6. A coating method of a resin prism lens, characterized in that the resin prism lens according to any one of claims 1 to 5 is produced by using the coating method of a resin prism lens, the coating method of a resin prism lens comprising:

step S1: after the prism lens (10) of the resin prism lens is placed in a coating machine, coating parameters of the coating machine are adjusted;

step S2: forming a coating environment of the first subset layer (20) of the resin prism lens, forming the first subset layer (20) on the surface of the prism lens (10), and adjusting the coating parameters;

step S3: forming a second sub-layer (30) of the resin prism lens on the surface of the first sub-layer (20) in a plating atmosphere;

step S4: -the number of first subset layers (20) is N, -the number of second subset layers (30) is M: ending the film plating if N and M are both 1; if N is greater than 1 and M is equal to N, repeating the step S2 and the step S3 for M times, and ending the film plating; if N is greater than 1 and M is less than N, repeating the step S2 and the step S3M times, and ending the film plating after executing the step S2.

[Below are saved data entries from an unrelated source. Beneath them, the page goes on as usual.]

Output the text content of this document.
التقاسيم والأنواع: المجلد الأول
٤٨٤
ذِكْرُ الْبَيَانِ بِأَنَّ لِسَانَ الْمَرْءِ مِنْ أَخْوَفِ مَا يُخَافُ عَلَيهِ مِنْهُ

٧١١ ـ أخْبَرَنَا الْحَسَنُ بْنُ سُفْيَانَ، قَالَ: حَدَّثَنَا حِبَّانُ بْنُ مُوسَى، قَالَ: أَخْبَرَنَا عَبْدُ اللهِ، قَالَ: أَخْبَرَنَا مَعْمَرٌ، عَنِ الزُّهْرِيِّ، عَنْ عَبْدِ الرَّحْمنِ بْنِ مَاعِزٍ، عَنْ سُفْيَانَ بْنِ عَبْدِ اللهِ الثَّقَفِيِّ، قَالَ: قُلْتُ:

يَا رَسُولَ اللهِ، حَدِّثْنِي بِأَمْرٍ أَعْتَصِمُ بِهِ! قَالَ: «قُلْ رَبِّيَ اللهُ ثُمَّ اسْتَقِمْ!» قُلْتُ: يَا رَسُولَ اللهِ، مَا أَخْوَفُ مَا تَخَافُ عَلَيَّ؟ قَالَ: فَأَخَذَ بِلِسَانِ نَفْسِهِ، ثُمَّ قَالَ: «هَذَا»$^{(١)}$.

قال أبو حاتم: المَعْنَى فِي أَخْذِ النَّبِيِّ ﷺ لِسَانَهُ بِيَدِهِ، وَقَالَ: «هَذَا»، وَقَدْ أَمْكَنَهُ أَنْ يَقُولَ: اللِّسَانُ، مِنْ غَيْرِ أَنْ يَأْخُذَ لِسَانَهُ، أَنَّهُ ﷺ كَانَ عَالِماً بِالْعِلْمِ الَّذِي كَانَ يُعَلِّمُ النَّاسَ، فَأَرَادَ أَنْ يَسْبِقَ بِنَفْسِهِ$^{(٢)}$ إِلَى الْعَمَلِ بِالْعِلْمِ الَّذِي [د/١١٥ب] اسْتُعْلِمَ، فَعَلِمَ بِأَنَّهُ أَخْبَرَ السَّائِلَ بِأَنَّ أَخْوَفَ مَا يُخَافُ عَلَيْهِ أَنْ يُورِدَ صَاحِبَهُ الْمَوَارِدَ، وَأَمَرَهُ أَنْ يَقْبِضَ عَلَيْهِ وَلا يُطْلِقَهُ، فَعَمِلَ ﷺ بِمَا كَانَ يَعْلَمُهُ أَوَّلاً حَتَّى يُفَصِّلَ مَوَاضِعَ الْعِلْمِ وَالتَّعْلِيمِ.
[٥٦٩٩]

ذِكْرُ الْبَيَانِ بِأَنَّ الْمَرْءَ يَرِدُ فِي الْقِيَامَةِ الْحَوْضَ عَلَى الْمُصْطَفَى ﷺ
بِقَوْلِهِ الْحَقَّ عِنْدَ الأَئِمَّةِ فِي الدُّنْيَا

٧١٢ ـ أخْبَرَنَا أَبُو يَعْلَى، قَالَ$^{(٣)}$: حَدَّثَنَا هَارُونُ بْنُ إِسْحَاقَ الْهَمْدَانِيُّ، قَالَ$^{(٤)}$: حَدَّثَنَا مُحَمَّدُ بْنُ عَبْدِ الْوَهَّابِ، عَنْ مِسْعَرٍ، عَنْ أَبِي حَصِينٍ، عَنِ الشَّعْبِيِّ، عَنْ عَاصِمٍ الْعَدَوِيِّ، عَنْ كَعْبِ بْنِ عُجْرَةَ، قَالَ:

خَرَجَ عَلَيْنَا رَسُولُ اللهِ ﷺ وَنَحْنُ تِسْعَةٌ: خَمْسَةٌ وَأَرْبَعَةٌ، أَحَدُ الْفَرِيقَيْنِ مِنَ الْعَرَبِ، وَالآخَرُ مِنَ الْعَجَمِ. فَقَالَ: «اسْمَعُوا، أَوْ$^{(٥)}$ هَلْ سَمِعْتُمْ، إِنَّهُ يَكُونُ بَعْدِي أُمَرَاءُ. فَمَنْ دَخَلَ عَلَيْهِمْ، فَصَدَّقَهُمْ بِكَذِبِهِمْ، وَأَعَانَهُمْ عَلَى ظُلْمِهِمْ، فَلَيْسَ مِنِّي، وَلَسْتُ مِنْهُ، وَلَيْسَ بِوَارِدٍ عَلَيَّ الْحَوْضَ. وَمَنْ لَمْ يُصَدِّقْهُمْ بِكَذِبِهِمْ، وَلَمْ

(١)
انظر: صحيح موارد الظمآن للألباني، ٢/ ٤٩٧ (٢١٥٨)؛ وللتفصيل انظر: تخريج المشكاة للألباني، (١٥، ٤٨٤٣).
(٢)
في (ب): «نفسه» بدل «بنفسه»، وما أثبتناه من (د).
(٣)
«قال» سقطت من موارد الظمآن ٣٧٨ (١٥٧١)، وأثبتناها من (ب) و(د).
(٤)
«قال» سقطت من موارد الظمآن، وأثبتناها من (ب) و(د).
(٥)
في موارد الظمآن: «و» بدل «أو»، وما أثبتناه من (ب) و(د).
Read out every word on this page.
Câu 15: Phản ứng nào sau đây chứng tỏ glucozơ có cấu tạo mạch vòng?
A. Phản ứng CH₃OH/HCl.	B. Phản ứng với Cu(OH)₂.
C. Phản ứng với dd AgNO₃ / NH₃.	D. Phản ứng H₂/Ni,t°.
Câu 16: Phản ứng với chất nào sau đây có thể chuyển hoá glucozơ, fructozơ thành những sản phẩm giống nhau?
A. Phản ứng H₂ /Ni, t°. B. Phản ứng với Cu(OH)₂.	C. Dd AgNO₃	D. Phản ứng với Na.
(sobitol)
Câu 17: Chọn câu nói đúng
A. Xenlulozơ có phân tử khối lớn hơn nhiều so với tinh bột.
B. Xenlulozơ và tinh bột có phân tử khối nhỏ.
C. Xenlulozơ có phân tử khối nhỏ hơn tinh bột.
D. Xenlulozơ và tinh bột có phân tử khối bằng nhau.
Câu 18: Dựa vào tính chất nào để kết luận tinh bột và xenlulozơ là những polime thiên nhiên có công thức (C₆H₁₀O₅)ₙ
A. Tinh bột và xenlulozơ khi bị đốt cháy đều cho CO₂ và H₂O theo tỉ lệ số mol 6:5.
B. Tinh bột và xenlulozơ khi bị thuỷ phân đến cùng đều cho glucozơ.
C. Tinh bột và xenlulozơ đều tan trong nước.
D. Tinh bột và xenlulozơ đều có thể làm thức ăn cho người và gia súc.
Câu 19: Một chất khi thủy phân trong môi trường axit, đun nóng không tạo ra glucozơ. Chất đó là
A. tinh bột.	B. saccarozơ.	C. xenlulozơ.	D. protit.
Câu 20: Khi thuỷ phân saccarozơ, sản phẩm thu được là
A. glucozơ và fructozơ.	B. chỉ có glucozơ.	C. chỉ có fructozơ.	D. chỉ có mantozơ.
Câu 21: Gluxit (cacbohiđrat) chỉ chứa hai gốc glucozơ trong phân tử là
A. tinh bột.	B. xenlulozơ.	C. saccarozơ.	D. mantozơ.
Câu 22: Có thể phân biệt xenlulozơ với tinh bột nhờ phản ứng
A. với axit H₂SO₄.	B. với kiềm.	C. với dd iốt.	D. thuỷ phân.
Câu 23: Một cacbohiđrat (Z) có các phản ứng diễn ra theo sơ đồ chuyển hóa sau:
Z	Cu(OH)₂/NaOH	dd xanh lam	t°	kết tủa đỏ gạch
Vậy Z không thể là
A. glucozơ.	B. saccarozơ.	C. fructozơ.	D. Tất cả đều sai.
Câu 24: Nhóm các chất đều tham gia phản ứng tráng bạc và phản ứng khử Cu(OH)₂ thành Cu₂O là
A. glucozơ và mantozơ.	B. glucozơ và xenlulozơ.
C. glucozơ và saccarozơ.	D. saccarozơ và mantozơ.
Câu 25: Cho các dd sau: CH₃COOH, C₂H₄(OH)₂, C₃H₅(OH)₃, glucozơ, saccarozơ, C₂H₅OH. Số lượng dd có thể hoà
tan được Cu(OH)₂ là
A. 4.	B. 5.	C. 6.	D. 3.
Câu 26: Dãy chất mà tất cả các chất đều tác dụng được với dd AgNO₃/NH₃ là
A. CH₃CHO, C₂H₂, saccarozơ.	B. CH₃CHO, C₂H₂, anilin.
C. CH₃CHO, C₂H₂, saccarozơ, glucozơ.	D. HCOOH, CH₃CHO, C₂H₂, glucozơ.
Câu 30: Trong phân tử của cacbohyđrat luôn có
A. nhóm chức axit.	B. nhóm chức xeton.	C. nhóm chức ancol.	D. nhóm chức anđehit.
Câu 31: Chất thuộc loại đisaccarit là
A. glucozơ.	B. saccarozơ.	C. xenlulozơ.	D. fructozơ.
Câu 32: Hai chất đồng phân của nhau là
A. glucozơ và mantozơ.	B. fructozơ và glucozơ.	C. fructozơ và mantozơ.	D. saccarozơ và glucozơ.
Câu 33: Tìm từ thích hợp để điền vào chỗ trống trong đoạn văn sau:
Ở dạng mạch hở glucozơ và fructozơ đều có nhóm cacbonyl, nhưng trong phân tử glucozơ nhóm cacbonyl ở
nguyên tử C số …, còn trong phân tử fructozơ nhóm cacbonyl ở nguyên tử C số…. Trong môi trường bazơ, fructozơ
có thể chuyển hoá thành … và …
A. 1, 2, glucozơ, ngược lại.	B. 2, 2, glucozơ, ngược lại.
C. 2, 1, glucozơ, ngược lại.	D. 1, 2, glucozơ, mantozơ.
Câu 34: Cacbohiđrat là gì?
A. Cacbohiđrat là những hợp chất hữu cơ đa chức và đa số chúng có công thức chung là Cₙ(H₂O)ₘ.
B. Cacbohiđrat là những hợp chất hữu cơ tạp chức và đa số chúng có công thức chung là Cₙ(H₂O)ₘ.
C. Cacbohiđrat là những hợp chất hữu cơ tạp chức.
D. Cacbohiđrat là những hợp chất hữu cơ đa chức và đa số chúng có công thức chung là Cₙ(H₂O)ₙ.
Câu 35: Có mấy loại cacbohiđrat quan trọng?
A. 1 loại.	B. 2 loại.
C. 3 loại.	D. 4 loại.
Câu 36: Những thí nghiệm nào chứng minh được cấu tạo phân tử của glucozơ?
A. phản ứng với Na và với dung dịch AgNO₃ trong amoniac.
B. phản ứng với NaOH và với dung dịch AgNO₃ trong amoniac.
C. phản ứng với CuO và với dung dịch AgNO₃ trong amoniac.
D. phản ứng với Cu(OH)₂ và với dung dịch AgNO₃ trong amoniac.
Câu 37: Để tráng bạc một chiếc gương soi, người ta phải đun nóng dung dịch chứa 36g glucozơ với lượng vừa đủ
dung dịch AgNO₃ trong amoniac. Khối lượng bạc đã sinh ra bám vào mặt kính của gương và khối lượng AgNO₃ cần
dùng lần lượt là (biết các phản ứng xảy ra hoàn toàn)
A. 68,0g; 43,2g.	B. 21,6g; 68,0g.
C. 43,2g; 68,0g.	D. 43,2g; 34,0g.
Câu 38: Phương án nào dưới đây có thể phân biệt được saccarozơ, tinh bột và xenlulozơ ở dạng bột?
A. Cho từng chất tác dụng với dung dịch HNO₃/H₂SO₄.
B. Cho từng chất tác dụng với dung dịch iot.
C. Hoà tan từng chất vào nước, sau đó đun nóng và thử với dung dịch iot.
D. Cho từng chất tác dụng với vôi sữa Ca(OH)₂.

7. The method of coating a resin prism lens according to claim 6, further comprising, in the step S1:

adjusting the vacuum degree of the film plating machine to 3.0E ^-3 pa；

Adjusting the coating temperature of the coating machine to be between 90 and 100 ℃;

and adjusting the coating time of the coating machine to 60min.

8. The method of coating a resin prism lens according to claim 6, further comprising, in the step S2:

adjusting the ion source using power of the film plating machine to be 800/800/600;

adjusting the oxygenation flow rate of 60SCCM of the film plating machine;

the deposition rate of the coating machine is adjusted to 0.3nm/s to form a coating environment for the first sub-layer (20).

9. The method of coating a resin prism lens according to claim 6, further comprising, in the step S3:

adjusting the ion source use power of the film plating machine to 300/600/600;

adjusting the oxygenation flow rate of 10SCCM of the film plating machine;

the deposition rate of the coating machine is adjusted to 0.5nm/s to form a coating environment for the second subset layer (30).

10. A tele camera comprising the resin prism lens of any one of claims 1 to 5.